Des couleurs vives, des sujets sombres et un message d’espoir

Ainsi, après 18 mois, Kearney a abandonné son apprentissage. L’expérience a renforcé sa résilience. «Je suppose que cela m’a empêché de supporter autant de conneries que je pourrais en avoir», dit-elle.

Au cours des décennies suivantes, Kearney et son mari Mick, avec qui elle a commencé à sortir à l’âge de 15 ans, ont élevé leurs deux enfants tout en rénovant la maison familiale à Geelong, dans le but de donner à leur fille Tegan et à leur fils Jake une base stable et une meilleure éducation.

Kearney dans son studio de Geelong avant son exposition Midsumma, Eye Candy.Crédit: Jason Sud

Kearney travaillait dans un atelier de peinture, mélangeant des peintures, tout en rêvant de créer de l’art. Finalement, à 43 ans, après que Mick, un ingénieur, l’ait encouragée à poursuivre son rêve, Kearney s’est sentie enhardie à quitter son emploi dans le commerce de détail et à se lancer.

Depuis qu’il a franchi le pas de sa carrière, l’artiste autodidacte a remporté plus de 80 places de finaliste dans de grands concours d’art, dont deux fois au BP Portrait Award de la National Portrait Gallery de Londres.

Le sujet de The Art of Drag est Jack Daye, alias Art Simone.

Le sujet de The Art of Drag est Jack Daye, alias Art Simone.Crédit: Janne Kearney

Mais juste avant les confinements liés au COVID, Mick a reçu un diagnostic de cancer en phase terminale. Il est décédé en 2021. « Ce fut une période vraiment dévastatrice », se souvient tranquillement Kearney.

Aujourd’hui, ses coups de pinceau vibrants semblent cacher la perte de l’amour de sa vie. Le dernier corpus de portraits de Kearney, Bonbons pour les yeuxrend hommage à la résilience de la communauté queer, avec des sujets tels que l’artiste de Melbourne Art Simoneun concurrent sur La course de dragsters de RuPaul en Australie.

La série déploie des motifs de drapeaux arc-en-ciel. « Les conservateurs ont souvent peur de l’arc-en-ciel, c’est pourquoi je suis devenu plus audacieux », explique Kearney. « Je trouve vraiment préoccupant ce virage à droite.

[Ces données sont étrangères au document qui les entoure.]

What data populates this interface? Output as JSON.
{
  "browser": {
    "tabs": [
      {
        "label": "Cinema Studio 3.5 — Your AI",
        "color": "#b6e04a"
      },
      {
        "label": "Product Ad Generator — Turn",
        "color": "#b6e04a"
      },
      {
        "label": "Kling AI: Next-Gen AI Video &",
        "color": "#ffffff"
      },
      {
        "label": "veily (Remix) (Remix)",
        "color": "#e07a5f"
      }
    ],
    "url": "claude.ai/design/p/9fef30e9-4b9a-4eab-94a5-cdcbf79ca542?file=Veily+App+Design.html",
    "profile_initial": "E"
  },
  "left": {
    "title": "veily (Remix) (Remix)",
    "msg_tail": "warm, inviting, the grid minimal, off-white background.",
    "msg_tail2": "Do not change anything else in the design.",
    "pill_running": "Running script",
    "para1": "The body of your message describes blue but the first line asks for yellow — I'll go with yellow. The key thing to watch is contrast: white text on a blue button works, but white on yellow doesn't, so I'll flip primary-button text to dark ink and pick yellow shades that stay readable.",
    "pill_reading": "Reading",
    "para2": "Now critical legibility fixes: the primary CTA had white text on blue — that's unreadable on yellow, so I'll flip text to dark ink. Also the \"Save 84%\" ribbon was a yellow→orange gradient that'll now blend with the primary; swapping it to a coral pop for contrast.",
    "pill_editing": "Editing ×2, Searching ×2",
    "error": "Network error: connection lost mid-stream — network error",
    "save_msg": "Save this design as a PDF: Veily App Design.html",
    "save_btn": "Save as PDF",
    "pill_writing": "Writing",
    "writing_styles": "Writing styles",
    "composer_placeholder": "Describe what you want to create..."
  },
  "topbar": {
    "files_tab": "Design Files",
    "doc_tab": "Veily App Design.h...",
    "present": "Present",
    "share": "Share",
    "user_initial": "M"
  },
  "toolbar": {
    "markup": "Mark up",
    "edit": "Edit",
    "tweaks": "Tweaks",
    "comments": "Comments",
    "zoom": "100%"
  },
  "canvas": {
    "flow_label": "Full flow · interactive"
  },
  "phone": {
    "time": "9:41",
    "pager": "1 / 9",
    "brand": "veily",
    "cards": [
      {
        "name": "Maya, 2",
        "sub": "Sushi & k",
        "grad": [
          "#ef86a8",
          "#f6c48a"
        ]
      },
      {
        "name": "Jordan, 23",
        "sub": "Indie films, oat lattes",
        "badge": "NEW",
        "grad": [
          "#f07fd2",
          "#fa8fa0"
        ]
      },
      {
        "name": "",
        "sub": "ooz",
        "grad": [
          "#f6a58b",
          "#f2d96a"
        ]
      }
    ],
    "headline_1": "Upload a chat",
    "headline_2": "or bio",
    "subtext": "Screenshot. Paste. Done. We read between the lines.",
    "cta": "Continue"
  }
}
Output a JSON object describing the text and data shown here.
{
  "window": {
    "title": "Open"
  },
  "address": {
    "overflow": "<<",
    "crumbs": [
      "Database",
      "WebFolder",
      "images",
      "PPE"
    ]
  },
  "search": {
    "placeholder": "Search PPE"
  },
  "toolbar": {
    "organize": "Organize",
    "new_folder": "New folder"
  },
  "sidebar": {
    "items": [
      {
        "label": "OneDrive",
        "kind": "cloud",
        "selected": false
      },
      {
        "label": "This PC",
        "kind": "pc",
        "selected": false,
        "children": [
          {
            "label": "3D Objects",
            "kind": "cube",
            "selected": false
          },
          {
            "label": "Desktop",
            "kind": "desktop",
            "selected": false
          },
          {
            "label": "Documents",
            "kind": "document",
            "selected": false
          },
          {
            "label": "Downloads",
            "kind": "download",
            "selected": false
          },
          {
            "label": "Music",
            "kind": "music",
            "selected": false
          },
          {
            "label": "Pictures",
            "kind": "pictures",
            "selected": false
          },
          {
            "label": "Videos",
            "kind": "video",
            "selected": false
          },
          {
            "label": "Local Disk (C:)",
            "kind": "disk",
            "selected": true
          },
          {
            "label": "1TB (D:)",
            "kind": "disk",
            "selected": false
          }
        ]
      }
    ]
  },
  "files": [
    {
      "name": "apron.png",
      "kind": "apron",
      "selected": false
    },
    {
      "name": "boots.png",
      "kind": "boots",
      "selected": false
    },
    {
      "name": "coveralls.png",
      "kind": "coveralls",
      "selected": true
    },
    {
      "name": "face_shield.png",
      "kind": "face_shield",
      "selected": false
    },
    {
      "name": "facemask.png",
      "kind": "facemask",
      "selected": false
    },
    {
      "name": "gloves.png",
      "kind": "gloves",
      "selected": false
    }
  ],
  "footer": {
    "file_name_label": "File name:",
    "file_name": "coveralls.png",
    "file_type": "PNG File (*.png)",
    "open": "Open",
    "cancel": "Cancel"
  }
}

Une grande partie de mon art va vraiment à l’encontre de cela…

« C’est presque l’agonie du mâle blanc d’âge moyen. Ils ne sortiront pas tranquillement ; ils vont sortir en donnant des coups de pied et en criant et en entraînant avec eux certains des jeunes hommes privés de leurs droits.

« Nous devons simplement continuer à lutter contre eux – nous devons être aussi bruyants et odieux qu’eux, et à bien des égards, c’est ce qu’est mon art. »

Cette route arc-en-ciel a commencé avec la série 2015 de Kearney Dystopielorsque Kearney s’est plongé dans l’underground de l’art du graffiti, déployant subtilement des éléments de drapeau arc-en-ciel pour inclure la présence de la communauté LGBTQI+, avec les luttes de laquelle Kearney s’est senti proche à l’approche du vote par correspondance pour l’égalité du mariage de 2017.

Maintenant, presque tous les tableaux Bonbons pour les yeux « Cela renvoie d’une manière ou d’une autre au fait d’avoir une certaine autonomie, qu’il s’agisse d’avoir sa propre sexualité ou simplement de pouvoir être qui on veut être, en utilisant le thème de l’arc-en-ciel à travers toutes les images pour aider à faire passer ce message ».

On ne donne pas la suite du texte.